NewsCrime Desk

Serious concerns that 'New IRA' planning bomb attack to mark Easter Rising centenary

A picture from the explosives find on the Naas road on Wednesday night
A picture from the explosives find on the Naas road on Wednesday night

Gardai are becoming increasingly concerned that the 'New IRA' terror group are planning a "spectacular bomb attack" to mark the centenary of the Easter Rising this month.

The fears come after a massive garda operation on Wednesday night which led to the discovery of a large haul of explosives in a car.

Armed officers from the Emergency Response Unit stopped the vehicle just before the Long Mile Road junction at around 7pm.

Two Tallaght men were arrested at the scene after being subdued by armed gardai and forced to lie on the ground.

Senior sources have revealed that gardai and the Police Service of Northern Ireland (PSNI) are "extremely worried" that the 'New IRA' will carry out a bomb attack in either Northern Ireland or mainland UK to mark the Rising anniversary on Sunday, April 24.

The New IRA is currently considered the biggest threat among the vast alphabet soup that makes up the different dissident repub­lican factions currently in operation.

The group, which claimed responsibility for the recent car bomb attack, is an amal­gamation of the Real IRA, Republican Action Against Drugs and other republicans who came together to form one group in 2012.

"This organisation seems to be getting stronger all the time, but this week's garda operation shows that the Special Detective Unit are on top of these individuals in terms of surveillance," a source said.

"There is little doubt that the seizure of explosives has helped save lives.
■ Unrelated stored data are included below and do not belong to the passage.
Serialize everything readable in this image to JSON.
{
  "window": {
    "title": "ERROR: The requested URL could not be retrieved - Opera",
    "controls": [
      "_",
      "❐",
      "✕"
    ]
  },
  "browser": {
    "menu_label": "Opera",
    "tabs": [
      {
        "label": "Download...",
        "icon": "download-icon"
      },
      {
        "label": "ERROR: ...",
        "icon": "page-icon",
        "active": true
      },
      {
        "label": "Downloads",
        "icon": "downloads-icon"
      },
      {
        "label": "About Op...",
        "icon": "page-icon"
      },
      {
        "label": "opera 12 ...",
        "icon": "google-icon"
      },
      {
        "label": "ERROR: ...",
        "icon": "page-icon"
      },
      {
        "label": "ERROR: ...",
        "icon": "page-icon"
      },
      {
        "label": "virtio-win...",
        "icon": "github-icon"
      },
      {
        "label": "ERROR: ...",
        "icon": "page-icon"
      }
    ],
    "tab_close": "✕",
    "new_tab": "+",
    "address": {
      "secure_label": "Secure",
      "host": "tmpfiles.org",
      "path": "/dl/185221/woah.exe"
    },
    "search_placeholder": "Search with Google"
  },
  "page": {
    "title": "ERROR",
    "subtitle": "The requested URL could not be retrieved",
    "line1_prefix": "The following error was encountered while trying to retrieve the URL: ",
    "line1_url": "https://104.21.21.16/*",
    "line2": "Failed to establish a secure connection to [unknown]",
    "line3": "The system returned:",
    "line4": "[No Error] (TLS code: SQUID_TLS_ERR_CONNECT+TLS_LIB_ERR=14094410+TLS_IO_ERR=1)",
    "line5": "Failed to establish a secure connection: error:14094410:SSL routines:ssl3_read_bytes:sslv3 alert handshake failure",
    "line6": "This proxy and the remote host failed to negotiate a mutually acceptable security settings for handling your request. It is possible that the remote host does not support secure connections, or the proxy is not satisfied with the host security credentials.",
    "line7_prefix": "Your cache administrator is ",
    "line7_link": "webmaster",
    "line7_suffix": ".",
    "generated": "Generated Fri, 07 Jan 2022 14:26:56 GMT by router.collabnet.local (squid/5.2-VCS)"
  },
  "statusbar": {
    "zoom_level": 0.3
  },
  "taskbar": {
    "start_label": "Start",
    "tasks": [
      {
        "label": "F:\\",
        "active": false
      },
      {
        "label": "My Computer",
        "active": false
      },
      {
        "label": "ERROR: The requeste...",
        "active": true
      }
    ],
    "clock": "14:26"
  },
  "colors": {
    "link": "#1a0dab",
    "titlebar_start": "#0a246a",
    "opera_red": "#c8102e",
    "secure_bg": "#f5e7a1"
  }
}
However, there are still major concerns about this organisation's capabilities ahead of events later this month, and garda operations will continue," a source said last night.

"This terrorist organisation seems to have a point to prove and that is a very dangerous state-of-play," the source added.

The Herald can reveal that one of the arrested men is a 42-year-old man who is one of the country's most prominent dissident republicans.

He has previously been cleared of IRA membership charges, and was heavily involved with the Continuity IRA.

The suspect previously served a lengthy sentence for possession of firearms, and it is suspected that some of his associates were involved in the murder of veteran criminal Eamon Kelly in December 2012.

It is now suspected the arrested man is involved with the 'New IRA', the organisation which claimed responsibility for the van bomb attack that led to the murder of prison officer Adrian Ismay in Belfast last month.

In the aftermath of that incident, the PSNI warned that dissident republicans are intent on killing security force members to mark the upcoming centenary of the 1916 Easter Rising.

PSNI Assistant Chief Constable Stephen Martin said while the terror threat level in the North has been categorised as "severe" for a number of years he was now describing it as "the upper end of severe".

"I believe there are people within dissident republican groupings who want to mark this centenary by killing police officers, prison officers and soldiers," he said.

Earlier this week, the Herald revealed that gardai made two "highly significant" arrests and seized €10,000 in cash as part of a major surveillance operation against 'The New IRA' last Friday in Co Louth.

The so-called New IRA is a small but deadly organisation which has also been linked to separate killings of another prison officer and a policeman.

Its members are said to be drawn from Omagh, Coalisland and the Toomebridge and Ballyronan areas along the shore of Lough Neagh, as well as areas in Monaghan and Louth.

Senior officers on both sides of the border have concerns dissidents may be planning attacks to mark the centenary this year of the Easter Rising.